Overview

Certain transactions may not appear in your cash flow statement, causing mismatches in specific periods. Two frequent causes are accumulated depreciation and retained earnings. Standard cash flow statements often exclude these items by design, which can lead to discrepancies.

If your cash flow check is off for every period, it generally points to a broader modeling issue rather than a localized problem with retained earnings or accumulated depreciation.

Basics

The cash flow statement tracks changes from most balance sheet items but does not automatically recognize accumulated depreciation and retained earnings. It also excludes direct movements in the bank account, because calculating those inflows and outflows is the main purpose of a cash flow statement.

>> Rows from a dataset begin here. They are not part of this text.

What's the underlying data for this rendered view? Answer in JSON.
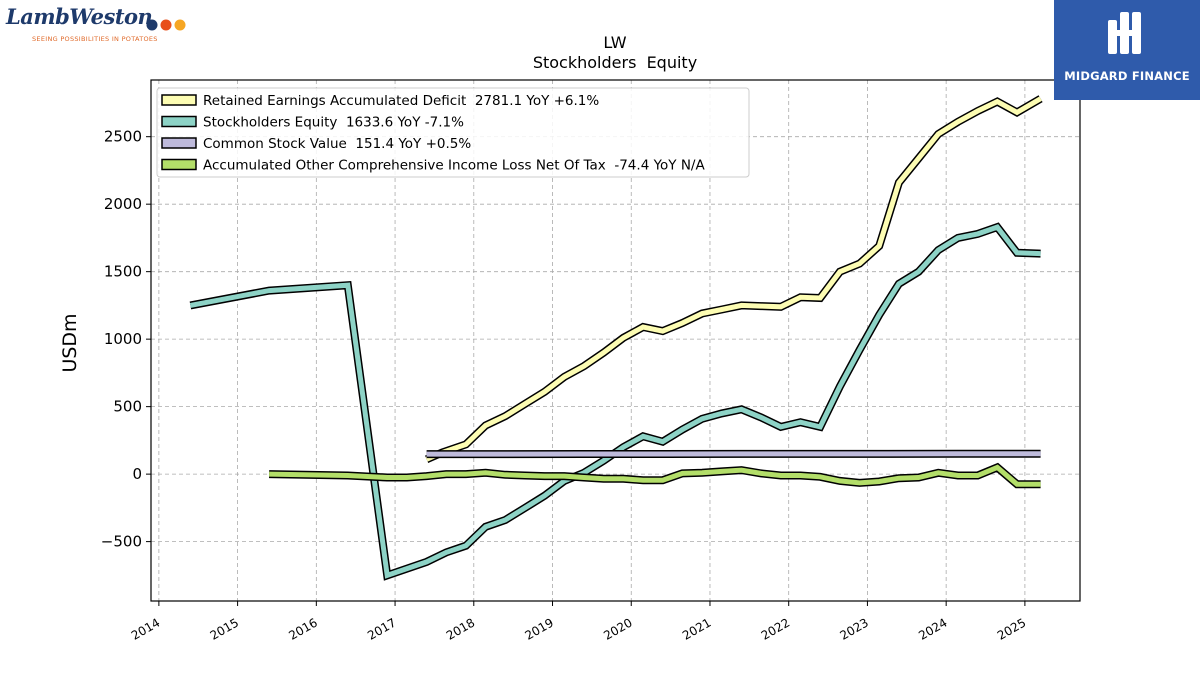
{
  "branding": {
    "company_logo": "LambWeston",
    "company_tagline": "SEEING POSSIBILITIES IN POTATOES",
    "sponsor_logo": "MIDGARD FINANCE"
  },
  "colors": {
    "retained": "#fdfdb3",
    "equity": "#8dd3c6",
    "common": "#bebadb",
    "aoci": "#b3de69",
    "sponsor_bg": "#2f5bab"
  },
  "chart_data": {
    "type": "line",
    "title": "LW",
    "subtitle": "Stockholders  Equity",
    "ylabel": "USDm",
    "xlabel": "",
    "xlim": [
      2013.9,
      2025.7
    ],
    "ylim": [
      -940,
      2920
    ],
    "yticks": [
      -500,
      0,
      500,
      1000,
      1500,
      2000,
      2500
    ],
    "ytick_labels": [
      "−500",
      "0",
      "500",
      "1000",
      "1500",
      "2000",
      "2500"
    ],
    "xticks": [
      2014,
      2015,
      2016,
      2017,
      2018,
      2019,
      2020,
      2021,
      2022,
      2023,
      2024,
      2025
    ],
    "xtick_labels": [
      "2014",
      "2015",
      "2016",
      "2017",
      "2018",
      "2019",
      "2020",
      "2021",
      "2022",
      "2023",
      "2024",
      "2025"
    ],
    "grid": true,
    "legend_position": "top-left",
    "series": [
      {
        "name": "Retained Earnings Accumulated Deficit",
        "legend": "Retained Earnings Accumulated Deficit  2781.1 YoY +6.1%",
        "color_key": "retained",
        "x": [
          2017.4,
          2017.6,
          2017.9,
          2018.15,
          2018.4,
          2018.65,
          2018.9,
          2019.15,
          2019.4,
          2019.65,
          2019.9,
          2020.15,
          2020.4,
          2020.65,
          2020.9,
          2021.15,
          2021.4,
          2021.65,
          2021.9,
          2022.15,
          2022.4,
          2022.65,
          2022.9,
          2023.15,
          2023.4,
          2023.65,
          2023.9,
          2024.15,
          2024.4,
          2024.65,
          2024.9,
          2025.2
        ],
        "y": [
          110,
          160,
          220,
          360,
          430,
          520,
          610,
          720,
          800,
          900,
          1010,
          1090,
          1060,
          1120,
          1190,
          1220,
          1250,
          1245,
          1240,
          1310,
          1305,
          1500,
          1560,
          1690,
          2160,
          2340,
          2520,
          2610,
          2690,
          2760,
          2680,
          2781.1
        ]
      },
      {
        "name": "Stockholders Equity",
        "legend": "Stockholders Equity  1633.6 YoY -7.1%",
        "color_key": "equity",
        "x": [
          2014.4,
          2015.4,
          2016.4,
          2016.9,
          2017.4,
          2017.65,
          2017.9,
          2018.15,
          2018.4,
          2018.65,
          2018.9,
          2019.15,
          2019.4,
          2019.65,
          2019.9,
          2020.15,
          2020.4,
          2020.65,
          2020.9,
          2021.15,
          2021.4,
          2021.65,
          2021.9,
          2022.15,
          2022.4,
          2022.65,
          2022.9,
          2023.15,
          2023.4,
          2023.65,
          2023.9,
          2024.15,
          2024.4,
          2024.65,
          2024.9,
          2025.2
        ],
        "y": [
          1250,
          1360,
          1400,
          -750,
          -650,
          -580,
          -530,
          -390,
          -340,
          -250,
          -160,
          -50,
          10,
          100,
          200,
          280,
          240,
          330,
          410,
          450,
          480,
          420,
          350,
          385,
          350,
          650,
          920,
          1180,
          1410,
          1500,
          1660,
          1750,
          1780,
          1830,
          1640,
          1633.6
        ]
      },
      {
        "name": "Common Stock Value",
        "legend": "Common Stock Value  151.4 YoY +0.5%",
        "color_key": "common",
        "x": [
          2017.4,
          2018.4,
          2019.4,
          2020.4,
          2021.4,
          2022.4,
          2023.15,
          2024.15,
          2025.2
        ],
        "y": [
          148,
          148,
          149,
          149,
          150,
          150,
          150,
          151,
          151.4
        ]
      },
      {
        "name": "Accumulated Other Comprehensive Income Loss Net Of Tax",
        "legend": "Accumulated Other Comprehensive Income Loss Net Of Tax  -74.4 YoY N/A",
        "color_key": "aoci",
        "x": [
          2015.4,
          2016.4,
          2016.9,
          2017.15,
          2017.4,
          2017.65,
          2017.9,
          2018.15,
          2018.4,
          2018.65,
          2018.9,
          2019.15,
          2019.4,
          2019.65,
          2019.9,
          2020.15,
          2020.4,
          2020.65,
          2020.9,
          2021.15,
          2021.4,
          2021.65,
          2021.9,
          2022.15,
          2022.4,
          2022.65,
          2022.9,
          2023.15,
          2023.4,
          2023.65,
          2023.9,
          2024.15,
          2024.4,
          2024.65,
          2024.9,
          2025.2
        ],
        "y": [
          0,
          -10,
          -25,
          -25,
          -15,
          0,
          0,
          10,
          -5,
          -10,
          -15,
          -15,
          -25,
          -35,
          -35,
          -45,
          -45,
          5,
          10,
          20,
          30,
          5,
          -10,
          -10,
          -20,
          -50,
          -65,
          -55,
          -30,
          -25,
          10,
          -10,
          -10,
          50,
          -75,
          -74.4
        ]
      }
    ]
  }
}
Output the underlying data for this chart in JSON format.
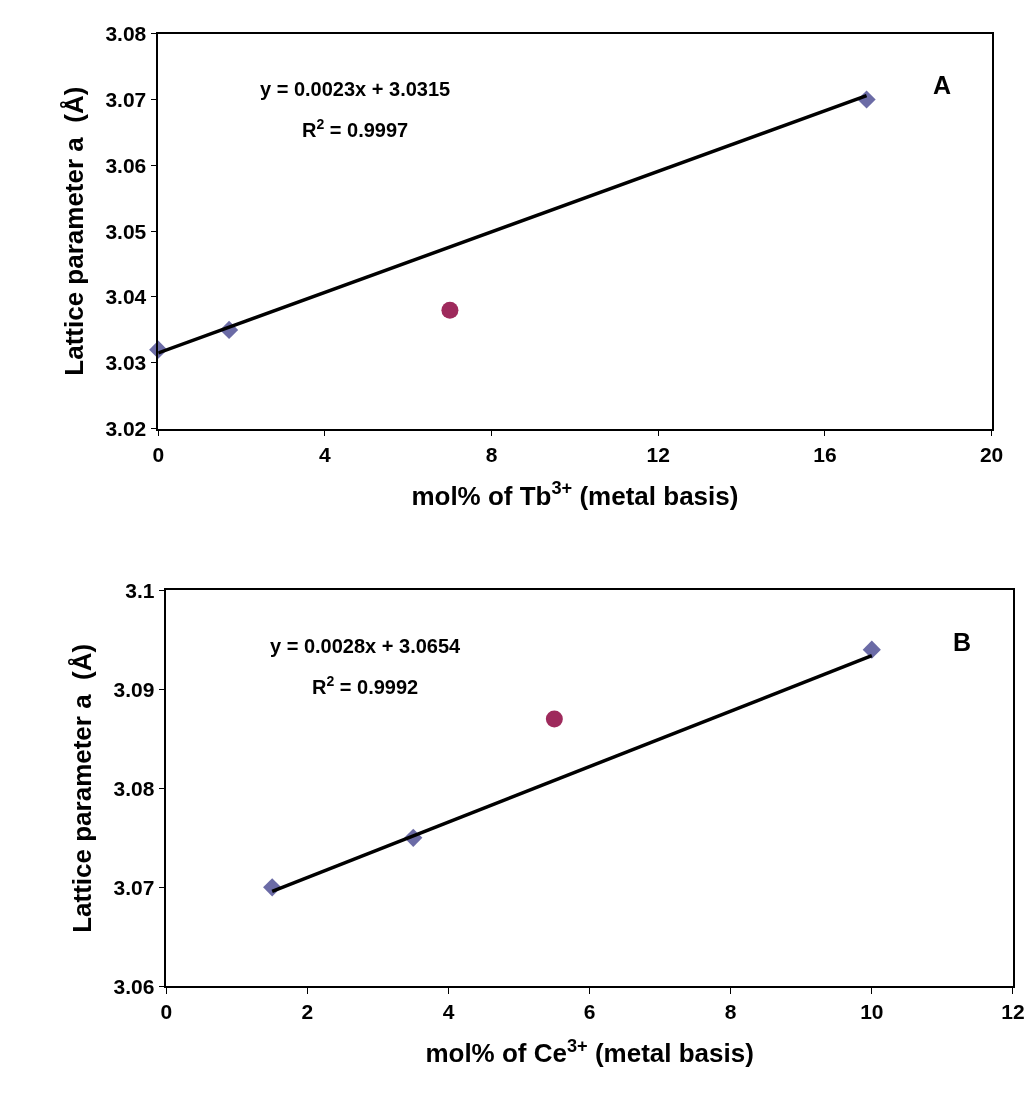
{
  "chart_data": [
    {
      "type": "scatter",
      "xlabel": "mol% of Tb$^{3+}$ (metal basis)",
      "ylabel": "Lattice parameter a  (Å)",
      "xlim": [
        0,
        20
      ],
      "xticks": [
        0,
        4,
        8,
        12,
        16,
        20
      ],
      "ylim": [
        3.02,
        3.08
      ],
      "yticks": [
        3.02,
        3.03,
        3.04,
        3.05,
        3.06,
        3.07,
        3.08
      ],
      "annotations": [
        "y = 0.0023x + 3.0315",
        "R$^{2}$ = 0.9997",
        "A"
      ],
      "series": [
        {
          "marker": "diamond",
          "color": "#6b6ba6",
          "x": [
            0,
            1.7,
            17
          ],
          "values": [
            3.032,
            3.035,
            3.07
          ]
        },
        {
          "marker": "circle",
          "color": "#9e2a5c",
          "x": [
            7
          ],
          "values": [
            3.038
          ]
        },
        {
          "type": "line",
          "marker": "none",
          "line_style": "solid",
          "color": "#000000",
          "x": [
            0,
            17
          ],
          "values": [
            3.0315,
            3.0706
          ]
        }
      ]
    },
    {
      "type": "scatter",
      "xlabel": "mol% of Ce$^{3+}$ (metal basis)",
      "ylabel": "Lattice parameter a  (Å)",
      "xlim": [
        0,
        12
      ],
      "xticks": [
        0,
        2,
        4,
        6,
        8,
        10,
        12
      ],
      "ylim": [
        3.06,
        3.1
      ],
      "yticks": [
        3.06,
        3.07,
        3.08,
        3.09,
        {
          "value": 3.1,
          "label": "3.1"
        }
      ],
      "annotations": [
        "y = 0.0028x + 3.0654",
        "R$^{2}$ = 0.9992",
        "B"
      ],
      "series": [
        {
          "marker": "diamond",
          "color": "#6b6ba6",
          "x": [
            1.5,
            3.5,
            10
          ],
          "values": [
            3.07,
            3.075,
            3.094
          ]
        },
        {
          "marker": "circle",
          "color": "#9e2a5c",
          "x": [
            5.5
          ],
          "values": [
            3.087
          ]
        },
        {
          "type": "line",
          "marker": "none",
          "line_style": "solid",
          "color": "#000000",
          "x": [
            1.5,
            10
          ],
          "values": [
            3.0696,
            3.0934
          ]
        }
      ]
    }
  ]
}
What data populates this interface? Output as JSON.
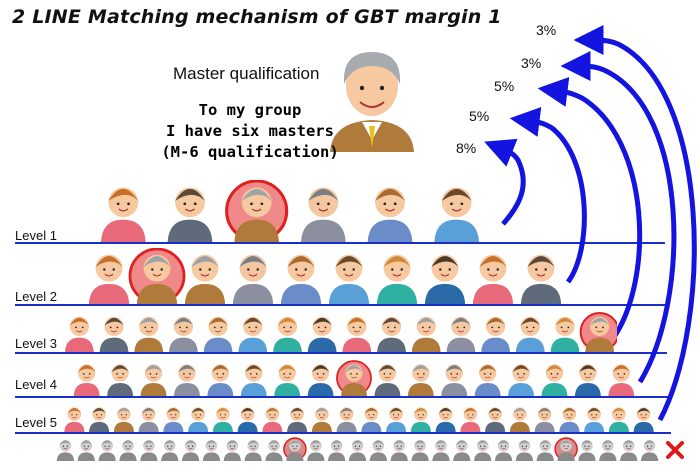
{
  "title": "2 LINE Matching mechanism of GBT margin 1",
  "master_label": "Master qualification",
  "group_text": [
    "To my group",
    "I have six masters",
    "(M-6 qualification)"
  ],
  "levels": [
    {
      "label": "Level 1",
      "percent": "8%",
      "people": 6,
      "master_positions": [
        3
      ]
    },
    {
      "label": "Level 2",
      "percent": "5%",
      "people": 10,
      "master_positions": [
        2
      ]
    },
    {
      "label": "Level 3",
      "percent": "5%",
      "people": 16,
      "master_positions": [
        16
      ]
    },
    {
      "label": "Level 4",
      "percent": "3%",
      "people": 17,
      "master_positions": [
        9
      ]
    },
    {
      "label": "Level 5",
      "percent": "3%",
      "people": 24,
      "master_positions": []
    }
  ],
  "level_6": {
    "people": 29,
    "master_positions": [
      12,
      25
    ],
    "status": "cross-icon"
  },
  "colors": {
    "line": "#1a2fc8",
    "arrow": "#1414e0",
    "master_circle": "#e02020",
    "master_fill": "#f08a8a"
  },
  "icons": [
    "master-avatar-icon",
    "person-icon",
    "arrow-icon",
    "cross-icon"
  ]
}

If a transaction affects any of these excluded items – alongside a typical balance sheet account – only part of the entry is captured, creating a discrepancy in your estimated cash flow.

Resolution steps

If this issue appears only in certain periods but the rest of your setup looks correct, consider these steps:

1

Check retained earnings and accumulated depreciation

Examine these accounts for unusual or unexpected transactions. Confirm whether any such entries genuinely belong outside the cash flow statement.

2

Identify the corresponding entries

Locate the double entry (or offsetting transactions) associated with retained earnings or accumulated depreciation. Make sure that the relevant portion of each transaction appears in the cash flow statement where needed.

3

Manually adjust

Add a manual adjustment line to your cash flow statement to account for the missing piece of the transaction. Document why this entry is necessary to help anyone reviewing the model later.